Based on your steps listed here 1.Handle request 2.Fetch original source image from S3 3.Resize/apply effects 4. Return result back to user. Why not just resize/apply at time of upload and store in S3... are you resizing and applying effects on every request for an image ?

jrnkntl · on July 14, 2010

From the article:

"For performance, each of our image servers cache the source, and any resize, locally to disk. Since images are never updated (only created), and get a unique ID for each one, we don’t have to worry about cache invalidation, only expiration. We can then write a simple script to remove images from this disk cache with files of an access time greater than a certain threshold (say 30 days). That way, if we change from one size thumbnail to another, eventually the old thumbnail sizes will get purged."

daryn · on July 14, 2010

Like jrnkntl said, we cache all resized copies.

The reason we resize and apply effects at request time instead of at upload time is that our design needs may change over time, and this way we don't need to go back and batch reprocess things.

cracell · on July 14, 2010

I've been wondering for a bit if there's enough potential profit to build an image upload processing service.
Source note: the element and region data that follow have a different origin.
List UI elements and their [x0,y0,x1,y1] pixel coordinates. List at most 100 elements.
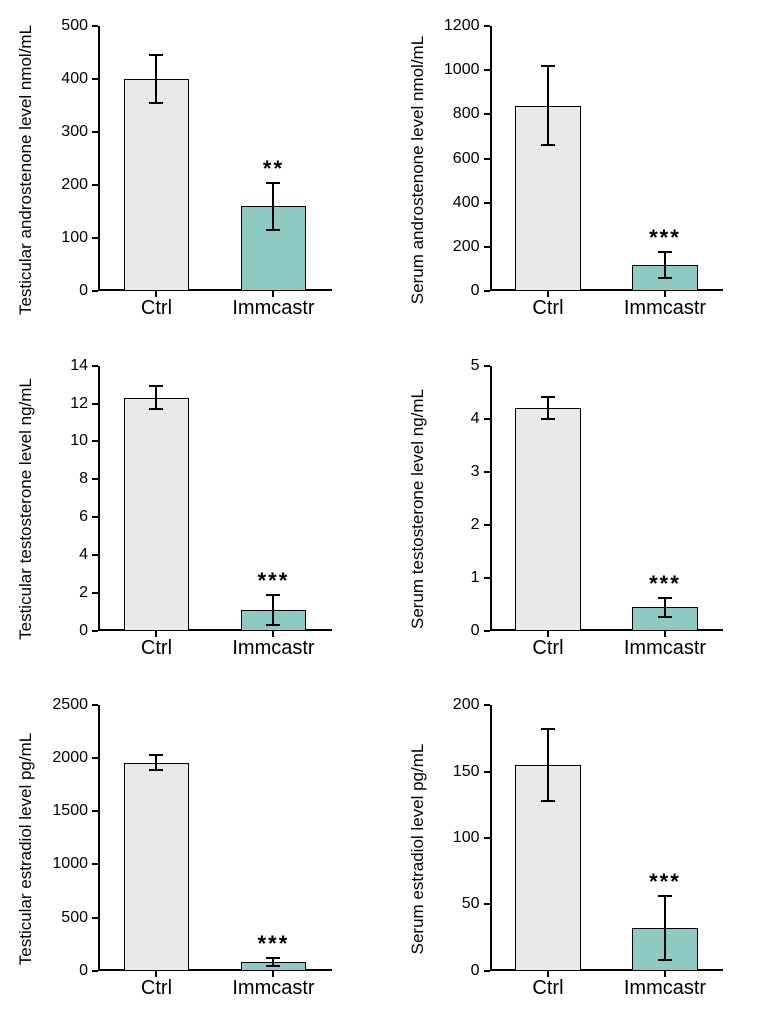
y-tick-label: 0 [79,962,92,980]
y-tick-label: 5 [471,357,484,375]
y-axis [490,366,492,631]
y-tick-label: 12 [70,395,92,413]
y-axis [98,26,100,291]
ylabel: Serum estradiol level pg/mL [408,744,428,955]
ylabel: Testicular testosterone level ng/mL [16,379,36,641]
ylabel: Testicular estradiol level pg/mL [16,733,36,965]
plot-outer: 0100200300400500CtrlImmcastr** [42,10,372,330]
y-tick [484,290,490,292]
y-tick-label: 800 [453,105,484,123]
ylabel: Serum testosterone level ng/mL [408,389,428,629]
y-tick [484,365,490,367]
panel-serum-androstenone: Serum androstenone level nmol/mL02004006… [402,10,764,330]
error-cap-lower [658,616,672,618]
y-tick [92,863,98,865]
error-bar [664,252,666,279]
y-tick [92,630,98,632]
error-bar [155,55,157,103]
plot-area: 05001000150020002500CtrlImmcastr*** [42,689,372,1009]
y-tick [92,403,98,405]
y-axis [490,26,492,291]
error-cap-upper [149,754,163,756]
bar-ctrl [124,763,190,971]
significance-marker: *** [258,931,290,957]
panel-serum-testosterone: Serum testosterone level ng/mL012345Ctrl… [402,350,764,670]
y-tick-label: 2000 [52,749,92,767]
y-tick [484,113,490,115]
error-cap-lower [266,229,280,231]
y-tick [92,237,98,239]
ylabel-wrap: Serum estradiol level pg/mL [402,689,434,1009]
y-tick [92,592,98,594]
error-cap-upper [266,182,280,184]
y-tick-label: 0 [79,282,92,300]
y-axis [98,705,100,970]
y-tick [484,246,490,248]
y-tick [92,184,98,186]
ylabel: Serum androstenone level nmol/mL [408,36,428,304]
figure-page: Testicular androstenone level nmol/mL010… [0,0,783,1029]
y-tick-label: 1200 [444,17,484,35]
error-cap-lower [541,800,555,802]
significance-marker: ** [263,156,284,182]
error-cap-lower [541,418,555,420]
y-tick-label: 50 [462,895,484,913]
x-tick-label: Immcastr [624,977,706,1000]
y-tick [92,290,98,292]
y-tick [484,69,490,71]
significance-marker: *** [649,869,681,895]
y-tick [92,810,98,812]
error-cap-upper [266,594,280,596]
y-tick [484,25,490,27]
error-bar [664,598,666,617]
y-tick-label: 1 [471,569,484,587]
y-axis [98,366,100,631]
y-tick-label: 1000 [444,61,484,79]
error-cap-upper [658,597,672,599]
x-tick-label: Immcastr [232,977,314,1000]
error-cap-lower [266,624,280,626]
error-bar [272,595,274,625]
y-tick-label: 1000 [52,855,92,873]
x-tick-label: Immcastr [624,637,706,660]
y-tick [484,418,490,420]
y-tick-label: 100 [61,229,92,247]
y-tick [484,202,490,204]
error-cap-lower [541,144,555,146]
error-cap-upper [149,385,163,387]
ylabel-wrap: Testicular estradiol level pg/mL [10,689,42,1009]
panel-serum-estradiol: Serum estradiol level pg/mL050100150200C… [402,689,764,1009]
y-tick-label: 2 [471,516,484,534]
plot-area: 050100150200CtrlImmcastr*** [434,689,764,1009]
y-axis [490,705,492,970]
error-cap-lower [149,102,163,104]
error-cap-lower [658,277,672,279]
x-tick-label: Immcastr [624,297,706,320]
y-tick-label: 2500 [52,696,92,714]
error-bar [547,397,549,418]
y-tick [484,837,490,839]
plot-outer: 02468101214CtrlImmcastr*** [42,350,372,670]
bar-ctrl [515,408,581,631]
y-tick [484,630,490,632]
y-tick-label: 100 [453,829,484,847]
y-tick [484,577,490,579]
y-tick-label: 0 [79,622,92,640]
significance-marker: *** [649,571,681,597]
panel-testicular-estradiol: Testicular estradiol level pg/mL05001000… [10,689,372,1009]
ylabel-wrap: Serum testosterone level ng/mL [402,350,434,670]
y-tick-label: 400 [453,194,484,212]
y-tick-label: 0 [471,282,484,300]
error-bar [155,386,157,409]
y-tick [484,970,490,972]
error-bar [547,66,549,146]
y-tick [92,757,98,759]
x-tick-label: Immcastr [232,637,314,660]
y-tick-label: 1500 [52,802,92,820]
error-cap-upper [541,396,555,398]
error-cap-upper [266,957,280,959]
error-cap-lower [266,965,280,967]
y-tick-label: 200 [453,238,484,256]
y-tick [92,917,98,919]
y-tick-label: 2 [79,584,92,602]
Image uploading and manipulation is one of the very common pain points to Rails applications and I assume a lot of web applications in general.

A nice pain free, embed the uploader and set some settings and then the 3rd party processes the images and then uploads them to your S3 and pings you. With the ability to reprocess old images to a new size and integrate with attachment_fu or paperclip (or has it's own similar plugin)

sstrudeau · on July 14, 2010

Yes. One reply mentioned transloadit.com just launched. This is also in Drop.io's vision for where they're going in the future. Transloadit.com preprocesses the images, which are great for use cases where you expect you'll need all or most of your processed images most of the time and you don't frequently change your image size requirements.

For use cases where you expect only to need a fraction of the possible image "shapes" for any given asset but can't easily predict it ahead of time, on-the-fly generation is very attractive.

I've been back-of-the-mind sketching my ideal service along these lines for a year or more -- if my imaginary ideal existed, it would save me a ridiculous amount of grief.

bittersweet · on July 16, 2010

Just found http://www.uploadjuicer.com/ that does this as well.

edit: Sorry just found out they only do resizing/rescaling, you still have to take care of the initial upload yourself.

stympy · on July 20, 2010

I have just published a gem and a sample Rails app that show how you can directly upload to S3, then call the API at uploadjuicer.com:

http://github.com/uploadjuicer/

niels · on July 14, 2010

transloadit just launched. They do just that. Looks pretty cool.

swindsor · on July 14, 2010

I could see where that would be useful. Image uploads in our case are actually handled by our existing web app, so our image servers can be ignorant of user authentication/etc. We end up using swfupload, which is a nice client experience, and then in the callback we call directly into our image servers. Since it's an ajax experience, it's pretty nice, but if we had very large images, or if we had to pre-process out a number of different sizes/etc I could see where kicking off an async job would be useful.

It would be really cool to have an EC2 instance handle these resizes and put the images in new buckets for you - Might be a really neat implementation.